Main findings of the report

An Unprecedented Armed Presence in the Amazon Basin
Groups such as the Comandos de la Frontera (CDF), FARC dissidents, Los Choneros, and Los Lobos exercise effective control over entire rural areas, surpassing state forces in influence and presence. In regions such as Putumayo, Napo, Sucumbíos, and Loreto, these structures operate with impunity, collect “taxes,” monitor movement, and regulate everyday activities.

From Criminality to Parallel Governance
Beyond sporadic violence, armed actors have consolidated systems of social and political control: they impose curfews, infiltrate community structures, compel attendance at weekly meetings, and replace traditional authorities. In many cases, criminal governance is the only order available to abandoned communities.

Environmental Collapse in Areas Critical to Global Climate Stability
Illegal mining activities have devastated protected natural reserves, with high levels of mercury contamination documented in water, fish, and human populations. River borders no longer represent state limits but have become logistical corridors for chemical supplies, drug trafficking, gold smuggling, weapons, and fuel.

Failure of Militarization and Institutional Collapse
State responses have oscillated between neglect and militarization. Rather than reducing violence, armed operations have led to new massacres, displacement, and human rights violations, while corruption undermines any possibility of sustainable territorial recovery. In Ecuador, Colombia, and Peru, cases of collusion between law enforcement and criminal structures are documented.

The Threat of Escalation and the Opportunity for Peace and Structural Cooperation
Despite the complexity of the situation, the report identifies concrete opportunities: peace talks with the CDF in Colombia, existing multilateral platforms such as ATCO and the Andean Community, and community demands for viable economic alternatives offer a foundation for a coordinated regional response.

Core recommendations

  • Launch a regional security strategy with territorial and environmental focus, led by ATCO, with direct participation of Amazonian communities, Indigenous leaders, and grassroots organizations.
  • Strengthen protection mechanisms for environmental defenders, promoting Indigenous justice systems and recognition of territorial guards.
  • Advance gradual substitution of illicit crops, with real public investment, land titling, and access to alternative markets.
  • Incorporate urgent ecological restoration actions and cleanup of contaminated rivers, in coordination with environmental prosecutors and multilateral organizations.
  • Strengthen peace negotiations with human rights guarantees and international verification, involving Ecuador and Peru.
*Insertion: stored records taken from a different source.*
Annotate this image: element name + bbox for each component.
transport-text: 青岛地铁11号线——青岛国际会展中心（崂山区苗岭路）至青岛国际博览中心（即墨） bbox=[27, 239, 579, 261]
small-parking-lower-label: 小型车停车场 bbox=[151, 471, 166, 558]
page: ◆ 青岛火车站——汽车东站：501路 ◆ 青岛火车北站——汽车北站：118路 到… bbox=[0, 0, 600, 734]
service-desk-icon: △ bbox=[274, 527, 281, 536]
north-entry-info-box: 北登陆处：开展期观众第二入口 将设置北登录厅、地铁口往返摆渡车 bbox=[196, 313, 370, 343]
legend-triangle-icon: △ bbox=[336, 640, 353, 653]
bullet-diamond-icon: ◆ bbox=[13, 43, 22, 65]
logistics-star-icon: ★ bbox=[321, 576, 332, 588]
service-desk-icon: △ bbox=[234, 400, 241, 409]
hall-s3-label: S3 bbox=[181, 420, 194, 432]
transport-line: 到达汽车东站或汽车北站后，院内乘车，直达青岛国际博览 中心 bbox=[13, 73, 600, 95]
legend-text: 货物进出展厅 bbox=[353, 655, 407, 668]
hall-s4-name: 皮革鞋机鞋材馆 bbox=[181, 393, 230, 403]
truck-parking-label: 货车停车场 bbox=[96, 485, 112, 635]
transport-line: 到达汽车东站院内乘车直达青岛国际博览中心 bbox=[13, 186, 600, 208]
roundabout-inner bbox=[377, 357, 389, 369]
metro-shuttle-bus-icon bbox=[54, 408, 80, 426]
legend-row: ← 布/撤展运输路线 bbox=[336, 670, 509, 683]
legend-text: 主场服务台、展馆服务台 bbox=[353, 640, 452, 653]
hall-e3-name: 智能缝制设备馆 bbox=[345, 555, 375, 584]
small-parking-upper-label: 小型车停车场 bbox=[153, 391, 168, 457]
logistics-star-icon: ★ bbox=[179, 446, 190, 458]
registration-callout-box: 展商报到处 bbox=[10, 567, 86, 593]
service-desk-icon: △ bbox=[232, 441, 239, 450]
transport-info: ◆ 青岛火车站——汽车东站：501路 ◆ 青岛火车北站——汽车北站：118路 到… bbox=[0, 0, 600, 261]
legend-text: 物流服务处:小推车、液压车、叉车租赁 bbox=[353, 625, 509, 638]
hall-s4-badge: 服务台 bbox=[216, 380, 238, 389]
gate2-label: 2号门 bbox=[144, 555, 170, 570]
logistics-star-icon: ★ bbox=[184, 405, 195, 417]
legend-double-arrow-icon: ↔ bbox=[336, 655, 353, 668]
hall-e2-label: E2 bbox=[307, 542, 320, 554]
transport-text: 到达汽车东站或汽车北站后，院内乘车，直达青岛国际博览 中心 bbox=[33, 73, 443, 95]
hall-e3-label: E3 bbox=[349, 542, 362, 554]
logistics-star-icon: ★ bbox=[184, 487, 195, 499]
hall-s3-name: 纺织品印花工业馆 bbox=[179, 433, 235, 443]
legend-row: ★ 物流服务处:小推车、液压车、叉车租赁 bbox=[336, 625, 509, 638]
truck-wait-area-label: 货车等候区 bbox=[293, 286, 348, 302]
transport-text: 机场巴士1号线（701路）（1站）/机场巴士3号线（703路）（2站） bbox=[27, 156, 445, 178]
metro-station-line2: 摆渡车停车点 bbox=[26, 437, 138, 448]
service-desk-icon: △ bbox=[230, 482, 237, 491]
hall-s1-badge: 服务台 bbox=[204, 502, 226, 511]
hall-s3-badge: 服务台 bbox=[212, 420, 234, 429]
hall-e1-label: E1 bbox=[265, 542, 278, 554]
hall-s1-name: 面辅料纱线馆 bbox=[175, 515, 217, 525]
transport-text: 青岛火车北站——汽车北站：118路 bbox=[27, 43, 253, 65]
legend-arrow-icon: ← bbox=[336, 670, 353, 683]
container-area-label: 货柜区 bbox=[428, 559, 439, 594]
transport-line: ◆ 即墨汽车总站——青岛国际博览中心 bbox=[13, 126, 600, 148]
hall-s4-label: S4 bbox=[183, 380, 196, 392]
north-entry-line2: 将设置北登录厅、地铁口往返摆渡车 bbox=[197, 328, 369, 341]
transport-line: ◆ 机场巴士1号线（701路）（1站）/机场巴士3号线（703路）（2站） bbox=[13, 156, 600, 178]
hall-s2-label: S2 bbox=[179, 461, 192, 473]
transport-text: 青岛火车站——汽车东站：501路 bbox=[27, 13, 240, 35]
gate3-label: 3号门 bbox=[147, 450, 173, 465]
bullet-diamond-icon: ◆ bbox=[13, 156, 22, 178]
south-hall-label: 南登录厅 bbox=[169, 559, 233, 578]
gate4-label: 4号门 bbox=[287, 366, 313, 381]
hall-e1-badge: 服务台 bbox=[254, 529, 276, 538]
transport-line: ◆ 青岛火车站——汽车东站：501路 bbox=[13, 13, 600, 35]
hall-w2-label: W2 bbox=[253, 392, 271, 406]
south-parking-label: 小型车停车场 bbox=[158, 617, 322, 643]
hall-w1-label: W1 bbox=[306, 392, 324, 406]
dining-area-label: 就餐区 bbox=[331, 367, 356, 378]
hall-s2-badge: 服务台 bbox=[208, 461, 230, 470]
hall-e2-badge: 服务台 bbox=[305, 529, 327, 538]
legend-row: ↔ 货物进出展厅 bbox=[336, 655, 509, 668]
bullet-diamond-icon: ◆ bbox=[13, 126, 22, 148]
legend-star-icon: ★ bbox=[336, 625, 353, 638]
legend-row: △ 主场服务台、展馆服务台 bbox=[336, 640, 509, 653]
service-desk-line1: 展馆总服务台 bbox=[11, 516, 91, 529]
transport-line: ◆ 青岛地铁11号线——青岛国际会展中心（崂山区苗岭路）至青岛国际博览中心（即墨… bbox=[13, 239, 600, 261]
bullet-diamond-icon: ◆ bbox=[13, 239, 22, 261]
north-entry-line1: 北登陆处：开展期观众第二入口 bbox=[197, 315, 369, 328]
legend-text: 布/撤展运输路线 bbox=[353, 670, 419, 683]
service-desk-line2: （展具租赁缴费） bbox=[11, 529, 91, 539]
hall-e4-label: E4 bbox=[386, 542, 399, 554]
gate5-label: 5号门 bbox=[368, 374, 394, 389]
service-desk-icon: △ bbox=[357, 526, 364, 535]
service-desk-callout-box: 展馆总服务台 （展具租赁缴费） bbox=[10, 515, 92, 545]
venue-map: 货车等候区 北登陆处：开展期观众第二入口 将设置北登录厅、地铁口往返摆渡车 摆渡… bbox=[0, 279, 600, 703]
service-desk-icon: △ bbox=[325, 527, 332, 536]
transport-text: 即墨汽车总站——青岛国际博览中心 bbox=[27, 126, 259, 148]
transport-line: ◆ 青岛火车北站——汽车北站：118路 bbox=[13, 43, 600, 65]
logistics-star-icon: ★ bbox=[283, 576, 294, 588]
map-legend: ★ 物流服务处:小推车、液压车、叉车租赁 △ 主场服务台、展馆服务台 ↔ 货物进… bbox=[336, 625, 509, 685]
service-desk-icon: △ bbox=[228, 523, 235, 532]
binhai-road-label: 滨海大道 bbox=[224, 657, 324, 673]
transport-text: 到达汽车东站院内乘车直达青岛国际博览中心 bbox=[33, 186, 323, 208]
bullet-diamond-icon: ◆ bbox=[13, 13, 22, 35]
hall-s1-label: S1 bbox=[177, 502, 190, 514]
A call to action before the presidential summit

The report will be officially presented as part of the preparatory events for the Fifth Presidential Summit of the Amazon Cooperation Treaty Organization. The event will be attended by diplomatic representatives, international organizations, civil society, researchers, and territorial defenders.

The Amazon cannot continue to be governed by armed networks while states retreat. The response must be as transnational as the problem. Real regional cooperation is needed, centered on respect for human rights, environmental sustainability, and the self-determination of the peoples who inhabit the rainforest.

Background

Amazon Underworld is an investigative journalism project that focuses on organized crime, illegal economies, and armed conflict in the Amazon Basin. It conducts in-depth field research, often in high-risk and remote areas, to expose the networks and dynamics driving violence, environmental destruction, and social harm. By documenting these realities, Amazon Underworld seeks to inform public debate, influence policy, and amplify the voices of affected communities.

Amazon Watch is a nonprofit organization that works to protect the rainforest and advance the rights of Indigenous peoples across the Amazon Basin. Founded in 1996, it partners directly with Indigenous and environmental organizations to confront deforestation, climate change, and human rights abuses. Through advocacy, campaigns, and international pressure, Amazon Watch aims to hold governments and corporations accountable while supporting local-led solutions.